That is bizarre. Afraid you have me stumped here - I can't think why an action in the perl script would trigger an action in OMPI. If your OMPI proc doesn't in any way read the info in "log" (using your example), does it still have a problem? In other words, if the perl script still executes a system command, but the OMPI proc doesn't interact with it in any way, does the problem persist?

What I'm searching for is the connection. If your OMPI proc reads the results of that system command, then it's possible that something in your app is corrupting memory during the read operation - e.g., you are reading in more info than you have allocated memory.

I'm using TCP on 1.4.1 (its actually IPoIB)
OpenIB is compiled in.
Note that these nodes are containers running in OpenVZ where IB is not available.  there may be some SDP running in system level routines on the VH but this is unlikely.
OpenIB is not available to the VMs.  they happily get TCP services from the VH
In any case, the problem still occurs if I use: --mca btl tcp,self

I have traced the perl code and observed that OpenMPI gets confused whenever the perl program executes a system command itself
`command 2>&1 1> log`;

This probably narrows it down (I hope)

Which network transport are you using, and what version of Open MPI are you using?  Do you have OpenFabrics support compiled into your Open MPI installation?

If you're just using TCP and/or shared memory, I can't think of a reason immediately as to why this wouldn't work, but there may be a subtle interaction in there somewhere that causes badness (e.g., memory corruption).

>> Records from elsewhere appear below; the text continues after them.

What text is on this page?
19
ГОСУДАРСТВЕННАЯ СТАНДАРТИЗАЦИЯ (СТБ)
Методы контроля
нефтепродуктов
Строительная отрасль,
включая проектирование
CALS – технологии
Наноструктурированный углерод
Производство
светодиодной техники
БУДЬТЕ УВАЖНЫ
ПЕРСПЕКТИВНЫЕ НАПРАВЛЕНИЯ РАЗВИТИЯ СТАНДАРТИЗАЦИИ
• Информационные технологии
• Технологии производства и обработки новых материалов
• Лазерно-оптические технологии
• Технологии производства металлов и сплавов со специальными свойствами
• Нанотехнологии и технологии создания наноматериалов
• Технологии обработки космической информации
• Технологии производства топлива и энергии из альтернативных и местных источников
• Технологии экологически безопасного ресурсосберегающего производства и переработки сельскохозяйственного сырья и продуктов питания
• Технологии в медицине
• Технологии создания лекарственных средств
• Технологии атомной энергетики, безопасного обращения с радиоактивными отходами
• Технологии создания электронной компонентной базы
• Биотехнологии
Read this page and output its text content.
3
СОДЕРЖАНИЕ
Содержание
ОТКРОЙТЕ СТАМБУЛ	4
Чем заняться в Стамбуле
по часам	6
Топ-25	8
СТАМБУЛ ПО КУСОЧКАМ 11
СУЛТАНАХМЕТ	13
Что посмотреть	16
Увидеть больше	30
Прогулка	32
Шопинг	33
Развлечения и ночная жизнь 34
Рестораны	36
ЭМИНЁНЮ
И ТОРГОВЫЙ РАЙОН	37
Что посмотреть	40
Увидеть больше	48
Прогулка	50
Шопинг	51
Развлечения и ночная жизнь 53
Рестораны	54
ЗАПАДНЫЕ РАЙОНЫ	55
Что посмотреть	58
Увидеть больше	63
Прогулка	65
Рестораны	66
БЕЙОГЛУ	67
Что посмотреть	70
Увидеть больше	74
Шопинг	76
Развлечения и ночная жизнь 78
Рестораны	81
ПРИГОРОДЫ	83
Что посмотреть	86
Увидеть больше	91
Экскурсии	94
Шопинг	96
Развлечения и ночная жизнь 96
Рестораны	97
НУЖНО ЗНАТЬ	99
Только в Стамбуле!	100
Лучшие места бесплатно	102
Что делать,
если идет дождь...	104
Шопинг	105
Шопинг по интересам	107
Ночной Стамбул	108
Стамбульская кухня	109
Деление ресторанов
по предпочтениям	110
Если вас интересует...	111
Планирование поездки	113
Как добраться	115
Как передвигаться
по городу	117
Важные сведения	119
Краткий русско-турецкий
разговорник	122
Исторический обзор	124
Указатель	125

> I have a section in my code running in rank 0 that must start a perl program that it then connects to via a tcp socket.
> The initialisation section is shown here:
>    sprintf(buf, "%s/ -p %d &", PATH,port);
>    int i = system(buf);
>    printf("system returned %d\n", i);
> Some time after I run this code, while waiting for the data from the perl program, the error below occurs:
> qplan connection
> DCsession_fetch: waiting for Mcode data...
> [dc1:05387] [[40050,1],0] ORTE_ERROR_LOG: A message is attempting to be sent to a process whose contact information is unknown in file rml_oob_send.c at line 105
> [dc1:05387] [[40050,1],0] could not get route to [[INVALID],INVALID]
> [dc1:05387] [[40050,1],0] ORTE_ERROR_LOG: A message is attempting to be sent to a process whose contact information is unknown in file base/plm_base_proxy.c at line 86
> It seems that the linux system() call is breaking OpenMPI internal connections.  Removing the system() call and executing the perl code externaly fixes the problem but I can't go into production like that as its a security issue.
> Any ideas ?
> (environment: OpenMPI 1.4.1 on kernel Linux dc1 2.6.18-274.3.1.el5.028stab094.3  using TCP and mpirun)